Urgence à Caraquet : Madeleine Dubé veut un plan viable

FREDERICTON – La ministre de la Santé, Madeleine Dubé, dit qu’il ne lui revient pas de déterminer les détails de la structure qui doit être mise en place afin de permettre le retour de l’arrêt d’ambulance à l’Hôpital de l’Enfant-Jésus de Caraquet.

Lors d’une entrevue accordée à l’Acadie Nouvelle, la ministre a déclaré qu’elle doit obtenir l’assurance que le plan qui sera mis en place garantira la viabilité à long terme de l’urgence de l’établissement.

«Je pense que le message que les gens ont reçu jusqu’à maintenant c’est qu’il y a une volonté de part et d’autre et de tous, mais lorsqu’on arrive à faire le plan concret, comment tout ceci va fonctionner, c’est là qu’il y a des défis. Et ce n’est pas Madeleine Dubé, ce n’est pas le ministère de la Santé à Fredericton qui est responsable de la façon dont la livraison des services est faite. Ça, c’est sous la responsabilité de Vitalité», a insisté la ministre.

La ministre dit souhaiter qu’un plan soit mis sur pied afin que l’urgence de Caraquet ne vive pas les problèmes qui ont entraîné sa fermeture il y a quelques années.

«Si je regarde d’abord et avant tout la raison pour laquelle il y a eu ces changements-là, c’est parce qu’il y avait justement un défi d’avoir les deux urgences ouvertes avec la situation des ressources humaines entre autres.
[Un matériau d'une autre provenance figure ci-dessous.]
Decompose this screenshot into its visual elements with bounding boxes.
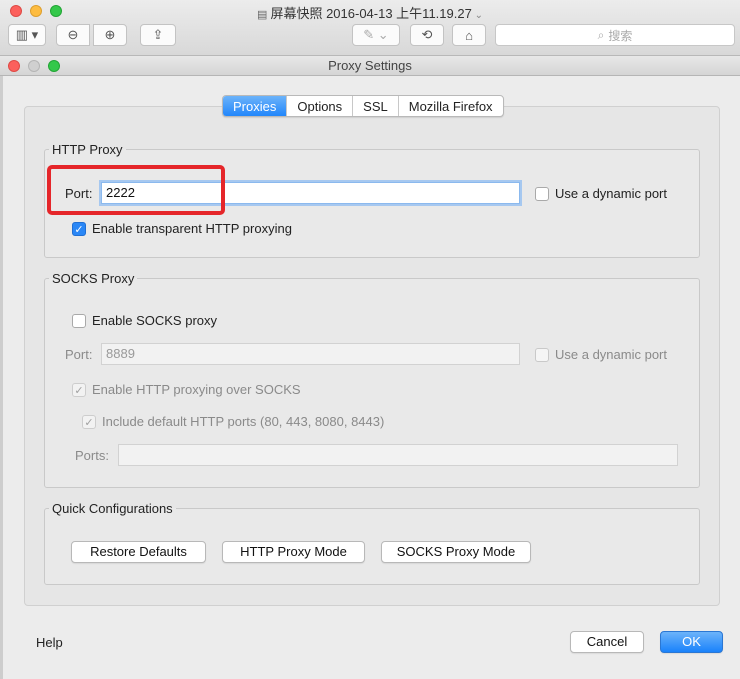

Et c’était aussi coûteux parce qu’il fallait prendre des médecins d’ailleurs et les faire venir parce qu’on ne savait pas d’une minute à l’autre s’il allait y avoir quelqu’un à l’urgence pour recevoir les patients», a souligné Mme Dubé.

Elle a ajouté qu’une urgence ne peut pas ouvrir et fermer. Il faut qu’elle demeure ouverte.

«Donc, c’était un défi constant pour assurer un service 24 heures par jour, sept jours par semaine, dans les deux urgences de la Péninsule acadienne. C’est ce qui a mené à la décision dans le temps», a-t-elle ajouté.

«Ce que je veux c’est de m’assurer qu’on ait un service qui serait ouvert, mais qui aussi soit garanti sur le long terme. Je ne suis pas intéressée à dire "on va répondre à la population, on va y aller avec le service, on verra ce que ça donnera", et puis me réveiller dans deux ou trois mois et être obligée de faire venir des médecins de l’extérieur parce qu’on n’est pas en mesure d’offrir le service. On déstabilise deux endroits», a poursuivi la ministre.

Le député de Caraquet, Hédard Albert, a repris les propos qu’il a tenus dans notre édition de vendredi.

«Ça fait une secousse qu’ils se renvoient la balle», a-t-il répété.

«Moi, j’ai de gros points d’interrogation. On dirait que ça retarde volontairement. Je sais que dans les soins de santé, ça prend un peu de temps, parce qu’il faut trouver le personnel, etc. Mais elle peut l’annoncer demain matin. Elle a les pleins pouvoirs. Vous avez vu à l’Assemblée législative ce qui s’est passé, la ministre a les pleins pouvoirs sur les régies (de santé) elle fait ce qu’elle veut, c’est elle qui dirige, c’est elle qui prend les décisions. Et puis là, tout d’un coup, elle dit que c’est Vitalité», s’est offusqué M. Albert.

Il se demande s’il y a une réelle volonté de la part du gouvernement de rétablir l’arrêt d’ambulance à l’Hôpital de Caraquet.